Three Practices that Make Family Togetherness Possible

Three Practices that Make Family Togetherness Possible

. 4 min read

The Peterson family looks like a picture of perfect family togetherness, especially around Christmas. All the adult kids regularly pause their busy lives to congregate around a 16’ diameter table—there’s talk of adding a 4’ leaf on mechanical hardware to the existing table, now that the kids are begetting kids and everyone wants a seat at it. The obvious solution to this problem is to Build More Things. We look like the classic Norman Rockwell thanksgiving painting Marmont Hill, but with exponentially more people and food allergies to accommodate around a much better-looking, multi-functioning table. We appear to work, live, relax, and worship together peacefully and profitably a large amount of the time.

I call things like I see them so let me pull back the curtain and tell you the truth: we can be a hot mess of dysfunction while doing life together.

In this family, food is love; it’s the preferred way to relate, the planning, making, and consumption of it weave us together. If there's going to be melodrama, it will inevitably center around the procurement and preparation of food.

Feeding the people in the immediate family alone demands that Shirley expend untold amounts of time and energy planning, coordinating, and executing. Now that the children are older, there can complicated dance around who is bringing what and will that mess with so-and-so’s plan and what is so-and-so’s plan and such-and-such never really contributes and another so-and-so should talk to such-and-such but that’s not going to happen because so-and-such and who-and-what are we talking about? It’s a mess of personal agendas and competing priorities, forget that all of these are attached to human people and human people are notoriously messy and awkward, especially the closer you get to them. Familiarity, or so the cliche goes, breeds contempt and we be tight. On a number of occasions a person who shall remain nameless (fine, it was me) stormed out of the room sobbing because of a miscommunication about a menu item at a holiday family function.

Somehow, in spite of all that or because of it, I’m not really clear on how this all works yet, we all still show up and sit around that big table, no matter where we’re at in life or what fights ensue.
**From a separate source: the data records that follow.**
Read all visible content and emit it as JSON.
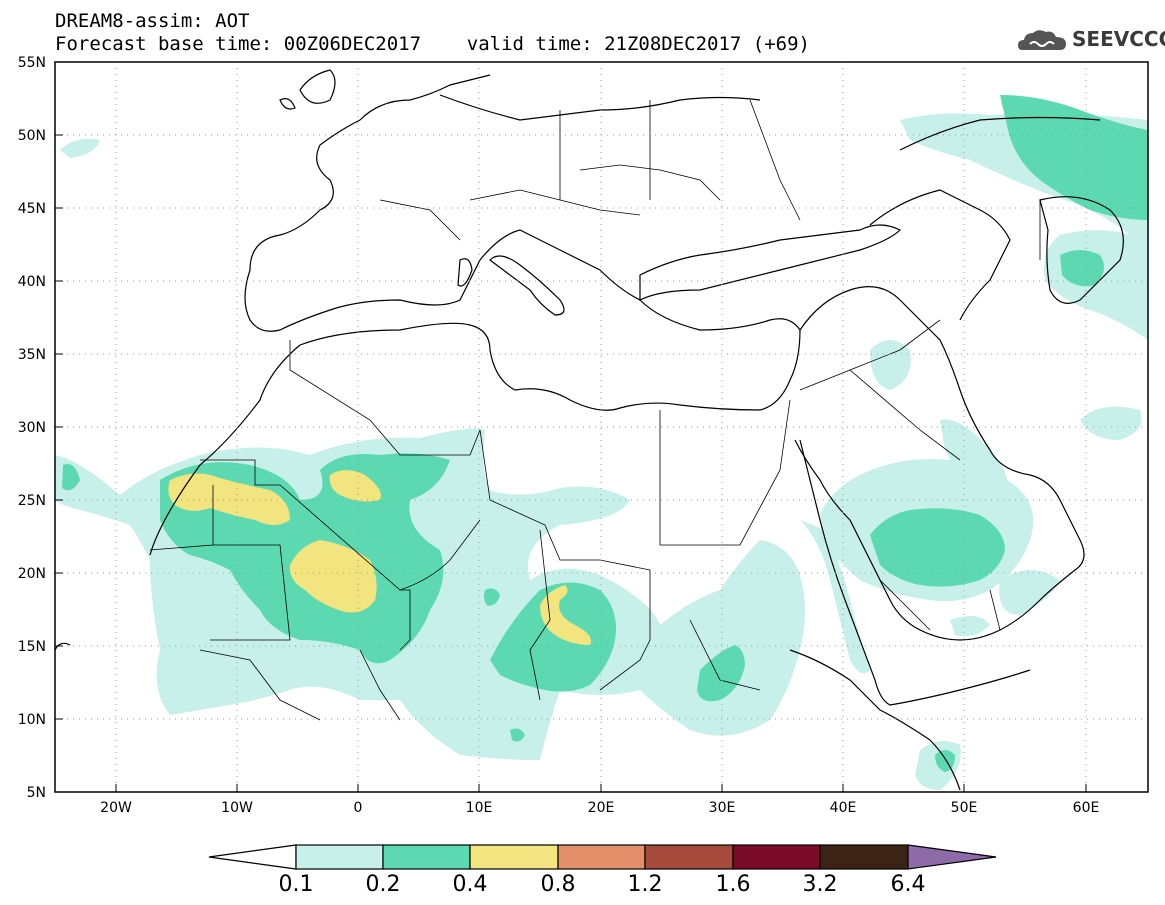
{
  "header": {
    "title_line1": "DREAM8-assim: AOT",
    "title_line2": "Forecast base time: 00Z06DEC2017    valid time: 21Z08DEC2017 (+69)",
    "logo_text": "SEEVCCC"
  },
  "map": {
    "lon_range": [
      -25,
      65
    ],
    "lat_range": [
      5,
      55
    ],
    "lon_ticks": [
      "20W",
      "10W",
      "0",
      "10E",
      "20E",
      "30E",
      "40E",
      "50E",
      "60E"
    ],
    "lat_ticks": [
      "55N",
      "50N",
      "45N",
      "40N",
      "35N",
      "30N",
      "25N",
      "20N",
      "15N",
      "10N",
      "5N"
    ],
    "gridlines": "dotted"
  },
  "colorbar": {
    "levels": [
      "0.1",
      "0.2",
      "0.4",
      "0.8",
      "1.2",
      "1.6",
      "3.2",
      "6.4"
    ],
    "colors": [
      "#ffffff",
      "#c8f0ea",
      "#5cd9b0",
      "#f2e47e",
      "#e3906a",
      "#a64a3c",
      "#7a0c2a",
      "#3b2316",
      "#8e6aa8"
    ]
  }
}
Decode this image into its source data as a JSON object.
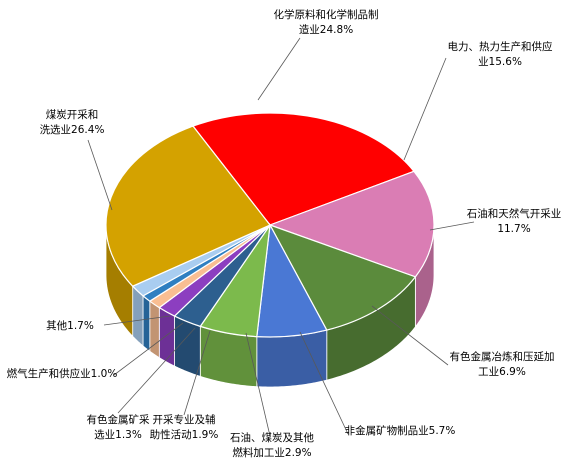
{
  "chart_data": {
    "type": "pie",
    "title": "",
    "legend": "none",
    "start_angle_deg": 242,
    "slices": [
      {
        "label": "化学原料和化学制品制造业",
        "label_lines": [
          "化学原料和化学制品制",
          "造业24.8%"
        ],
        "value": 24.8,
        "color": "#ff0000"
      },
      {
        "label": "电力、热力生产和供应业",
        "label_lines": [
          "电力、热力生产和供应",
          "业15.6%"
        ],
        "value": 15.6,
        "color": "#da7db4"
      },
      {
        "label": "石油和天然气开采业",
        "label_lines": [
          "石油和天然气开采业",
          "11.7%"
        ],
        "value": 11.7,
        "color": "#5b8b3c"
      },
      {
        "label": "有色金属冶炼和压延加工业",
        "label_lines": [
          "有色金属冶炼和压延加",
          "工业6.9%"
        ],
        "value": 6.9,
        "color": "#4a78d4"
      },
      {
        "label": "非金属矿物制品业",
        "label_lines": [
          "非金属矿物制品业5.7%"
        ],
        "value": 5.7,
        "color": "#7cba4c"
      },
      {
        "label": "石油、煤炭及其他燃料加工业",
        "label_lines": [
          "石油、煤炭及其他",
          "燃料加工业2.9%"
        ],
        "value": 2.9,
        "color": "#2d5f8f"
      },
      {
        "label": "开采专业及辅助性活动",
        "label_lines": [
          "开采专业及辅",
          "助性活动1.9%"
        ],
        "value": 1.9,
        "color": "#8c3ec0"
      },
      {
        "label": "有色金属矿采选业",
        "label_lines": [
          "有色金属矿采",
          "选业1.3%"
        ],
        "value": 1.3,
        "color": "#f9be92"
      },
      {
        "label": "燃气生产和供应业",
        "label_lines": [
          "燃气生产和供应业1.0%"
        ],
        "value": 1.0,
        "color": "#2f7fc1"
      },
      {
        "label": "其他",
        "label_lines": [
          "其他1.7%"
        ],
        "value": 1.7,
        "color": "#a9cdf0"
      },
      {
        "label": "煤炭开采和洗选业",
        "label_lines": [
          "煤炭开采和",
          "洗选业26.4%"
        ],
        "value": 26.4,
        "color": "#d4a200"
      }
    ]
  }
}
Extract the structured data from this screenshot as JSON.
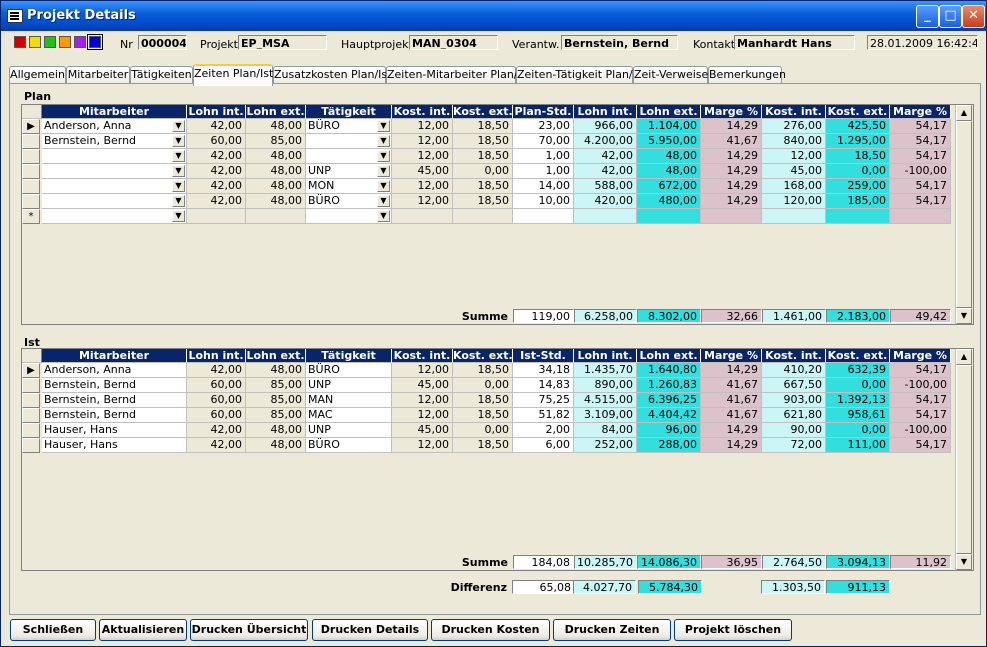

I thought for a while about family, holidays, about the key practices make this giant mega-family carry on successfully in spite of it being wholly comprised of broken people, and here are the biggies. Perhaps unsurprisingly to the holier among us, though it did catch me off guard, most of the principles, the best ones, pull from core tenets of our faith and are what make Church work when it does work.

This is how we do life together.

1) Know and communicate your boundaries.

Choose momentary discomfort over festering resentment every time. Every. Time. It’s the secret to successful long-term relationships.

2) Love each other by turning the other cheek. We practice forgiveness as a lifestyle.

A few months ago, our Pastor shared this wonderful quote, which was adapted from vows Monks take before joining a monastery, in a sermon about community. This we try to live: "We vow to remain all our life with our local community. We live together, pray together, work together, and relax together. We give up the temptation to move from place to place in search of an ideal situation. Ultimately, there is no escape from oneself, and the idea that things would be better someplace else is usually an illusion. And when interpersonal conflicts arise, we have a great incentive to work things out and restore peace. This means learning the practices of love: acknowledging one own offensive behavior, giving up one’s preferences, and forgiving.”

The interplay between number 1 and number 2 on this list seems at the outset to be at odds, but really, grace makes honest, safe communication possible. For instance, when so-and-so steps up and says “making this particular type of pudding* is very important to me,” then such-and-such can turn the other cheek and say “okay, I didn’t know that, go ahead and make the pudding,” though such-and-such hates that sort of pudding. Such-and-such will give up their personal preference because for so-and-so, it’s a matter of pride or tradition or something bigger than a small matter of taste and that is how you love someone.

“Grace,” I read once while scrolling on Facebook, “sticks best to our imperfections.” It was one of the truer memes I’ve seen.

3) Be willing to put a pin in the BIG conversations.

We talk a lot about the Big and Scary Things in life, but sometimes, in the name of enjoying some cozy togetherness, we'll choose to press pause on the conversations about the trigger issues until a day that’s not Thanksgiving or Christmas eve or someone's birthday. Because we're committed to remaining in an open and ongoing relationship with one another, there's time and space to work it out.

As best I can tell, from this end of the table with a belly full of food and heart full of love, these are the three practices make our togetherness possible.

So, from our family to yours, may your Christmas be merry & bright & full of life, loved ones, and family, lit by the love of Christ, the hope for us all.

*it wasn't "pudding," the identity of the real disputed food item has been changed to protect the innocent.